It's The Move From Hell!

Last Edit November 20, 1995


It's the move from hell.

Really!

I set foot in my new house, and I use that term loosely, on Monday.

My 40" TV died.

My tub doesn't drain.

I can't find enough outlets.

My gas stove smells like gas. And I'm not cooking.

My clothes dryer isn't installed.

It hits 90 degrees by noon - something about a black tar roof. Single pane glass. 40 year-old windows.

The windows don't open. Not easily. When they do, they won't stay open. But they won't close either.

The drapes shed ten pounds of dust as I drag them shut. No awning. No overhang. No trees.

It's a fun week.

By the next week, I have found my nylons. I'm still not sure about my shoes.

I do have car keys. But not the keys to the house I left. So soon things depart.

I am ready to adjust.

Saturday is a good day for fixing things. After all, we work all week.

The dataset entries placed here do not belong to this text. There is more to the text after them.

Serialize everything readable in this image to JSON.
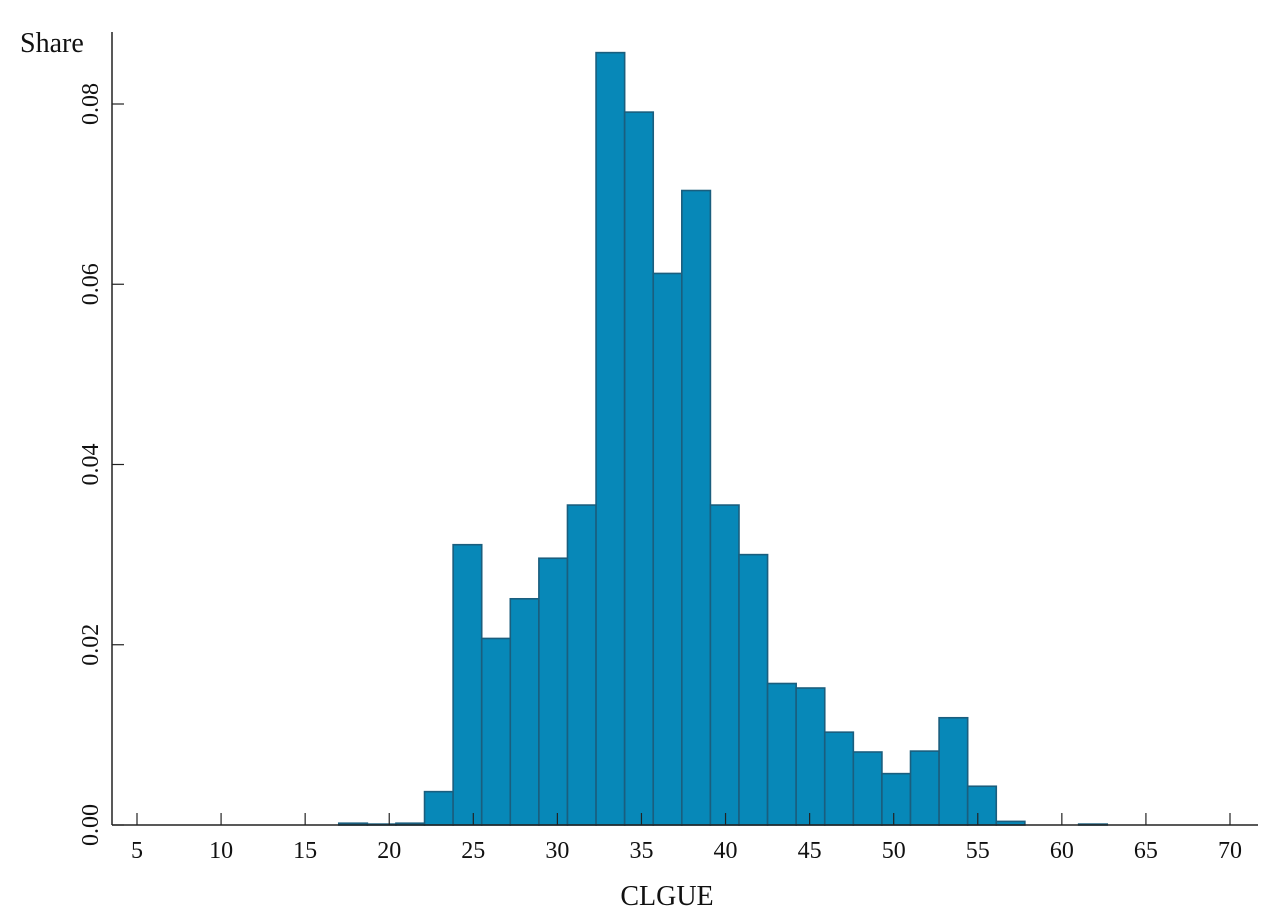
{
  "chart_data": {
    "type": "bar",
    "xlabel": "CLGUE",
    "ylabel": "Share",
    "xlim": [
      5,
      70
    ],
    "ylim": [
      0,
      0.086
    ],
    "x_ticks": [
      5,
      10,
      15,
      20,
      25,
      30,
      35,
      40,
      45,
      50,
      55,
      60,
      65,
      70
    ],
    "x_tick_labels": [
      "5",
      "10",
      "15",
      "20",
      "25",
      "30",
      "35",
      "40",
      "45",
      "50",
      "55",
      "60",
      "65",
      "70"
    ],
    "y_ticks": [
      0,
      0.02,
      0.04,
      0.06,
      0.08
    ],
    "y_tick_labels": [
      "0.00",
      "0.02",
      "0.04",
      "0.06",
      "0.08"
    ],
    "grid": false,
    "bar_color": "#0788B8",
    "bar_edge_color": "#1A5E7E",
    "bins": [
      {
        "x0": 17.0,
        "x1": 18.7,
        "value": 0.0002
      },
      {
        "x0": 18.7,
        "x1": 20.4,
        "value": 0.0001
      },
      {
        "x0": 20.4,
        "x1": 22.1,
        "value": 0.0002
      },
      {
        "x0": 22.1,
        "x1": 23.8,
        "value": 0.0037
      },
      {
        "x0": 23.8,
        "x1": 25.5,
        "value": 0.0311
      },
      {
        "x0": 25.5,
        "x1": 27.2,
        "value": 0.0207
      },
      {
        "x0": 27.2,
        "x1": 28.9,
        "value": 0.0251
      },
      {
        "x0": 28.9,
        "x1": 30.6,
        "value": 0.0296
      },
      {
        "x0": 30.6,
        "x1": 32.3,
        "value": 0.0355
      },
      {
        "x0": 32.3,
        "x1": 34.0,
        "value": 0.0857
      },
      {
        "x0": 34.0,
        "x1": 35.7,
        "value": 0.0791
      },
      {
        "x0": 35.7,
        "x1": 37.4,
        "value": 0.0612
      },
      {
        "x0": 37.4,
        "x1": 39.1,
        "value": 0.0704
      },
      {
        "x0": 39.1,
        "x1": 40.8,
        "value": 0.0355
      },
      {
        "x0": 40.8,
        "x1": 42.5,
        "value": 0.03
      },
      {
        "x0": 42.5,
        "x1": 44.2,
        "value": 0.0157
      },
      {
        "x0": 44.2,
        "x1": 45.9,
        "value": 0.0152
      },
      {
        "x0": 45.9,
        "x1": 47.6,
        "value": 0.0103
      },
      {
        "x0": 47.6,
        "x1": 49.3,
        "value": 0.0081
      },
      {
        "x0": 49.3,
        "x1": 51.0,
        "value": 0.0057
      },
      {
        "x0": 51.0,
        "x1": 52.7,
        "value": 0.0082
      },
      {
        "x0": 52.7,
        "x1": 54.4,
        "value": 0.0119
      },
      {
        "x0": 54.4,
        "x1": 56.1,
        "value": 0.0043
      },
      {
        "x0": 56.1,
        "x1": 57.8,
        "value": 0.0004
      },
      {
        "x0": 61.0,
        "x1": 62.7,
        "value": 0.0001
      }
    ]
  }
}
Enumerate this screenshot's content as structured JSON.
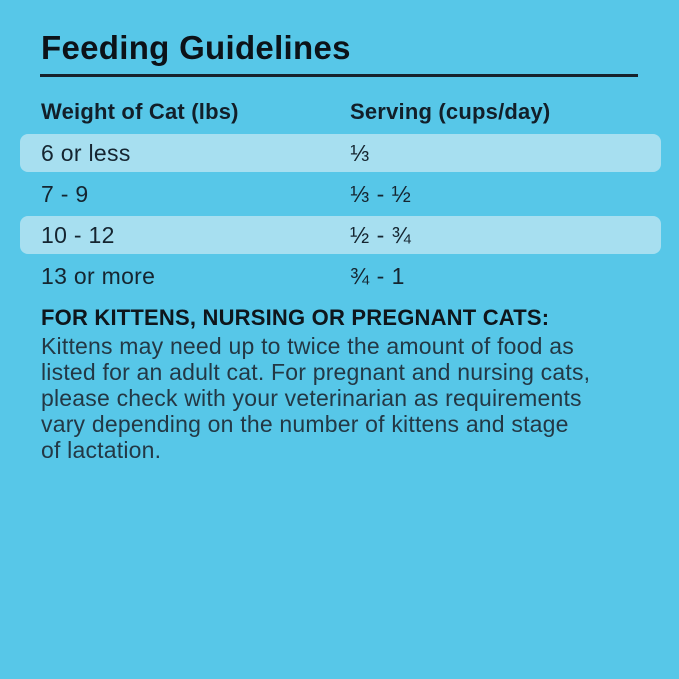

Saturday is for errands, for repairs, for maintenance crews.

I plan ahead.

I call.

I schedule.

I am efficient.

All is ready.

The guy for the tub is due at 10AM

The TV man before noon.

I am weed-eating my 3-foot deep patch of back lawn. I have no mower. My feet are green.

So are my hands.

I'm a mess - but my lawn looks good.

Of course my new neighbors must drop by to say hello.

The tub man comes in and pulls apart the tub.

Part way.

Oh oh - it's frozen.

It has been for some time.

"Really?" says I.

"Oh yes," says he.

I run to the phone to call the Realtor.

Something about non-disclosure.

Something about the tub needs to be removed, a wall taken out, whatever.

Oh well.

There are two bathrooms.

"Can you hook up the gas dryer?" I ask hopefully. Washing clothes would be nice. Drying them without a line nicer.

My bra hangs on a moving box. My son's shorts dot the shower rod. Shirts hang wherever. I gave up on sheets.

"Sure," says he.

I have shoved the dryer under the do-it-yourself stairway that runs to the do-it-yourself attic room of questionable merit. He'll need to run a pipe. I can catch lint in an old nylon. I don't tell him that is all I have to wear at the moment. He goes off to measure.

I am hopeful. I go back to weed-eating the front patch of grass.

I can deal with this.

I'm O.K.

I'm not O.K.

"Sorry, " says he. The gas won't shut off.

I run to the phone and call the gas company.

Tuesday they say. They insist.

Oh, well.

The plumber can come back Thursday.

Another week of damp underwear. Maybe I should buy a clothesline. Except the dogs would pull things down. And eat the line.

I continue weedeating.

The TV man arrives. Oh, good. I miss the big set already. It's the only one I can watch without my glasses. Ask my kids how often I lose my glasses.

Oh, joy.

He goes in to bravely determine if there's life left in it.

No joy.

There isn't.

The power supply (think $400 and up). On top of the broken screen (think teenagers fighting. Think $600. We watch around the hole. It's on the side.) Not worth fixing.

Time to get a new one.

They are giving them away.

Oh, why not.

My almost-fourteen says I deserve it. I enjoy it. Whenever I can control the remote and watch my shows.

I clean up my green feet.

We find a map and find the store.

I look at 50" and 60" sets. A set size should match your age. My house is too small. We would need to sit in the backyard.

I settle for a new 45" projection set. It's time I lied about my age anyway.

They will deliver that day. I buy the last one.

Great.

They even deliver as promised. We won't miss our shows.

They are running late. A little.

I tell them I can decode the remote, they can leave.

Like all men, even these very young ones, they are incensed that I don't need to hang on their every word.

Good-bye I say. Women with green tinted feet do feel like being annoyed.

I watch a movie. Maverick. Seems appropriate.

The VCR ate the tape.

I am not to be disturbed further today. I have had enough. I take a screwdriver to the tape unit and bodily remove the tape.

I hook up one of my other VCRs, from a set turned to the wall for lack of outlets.

I go to bed.

Saturdays are good days to accomplish things.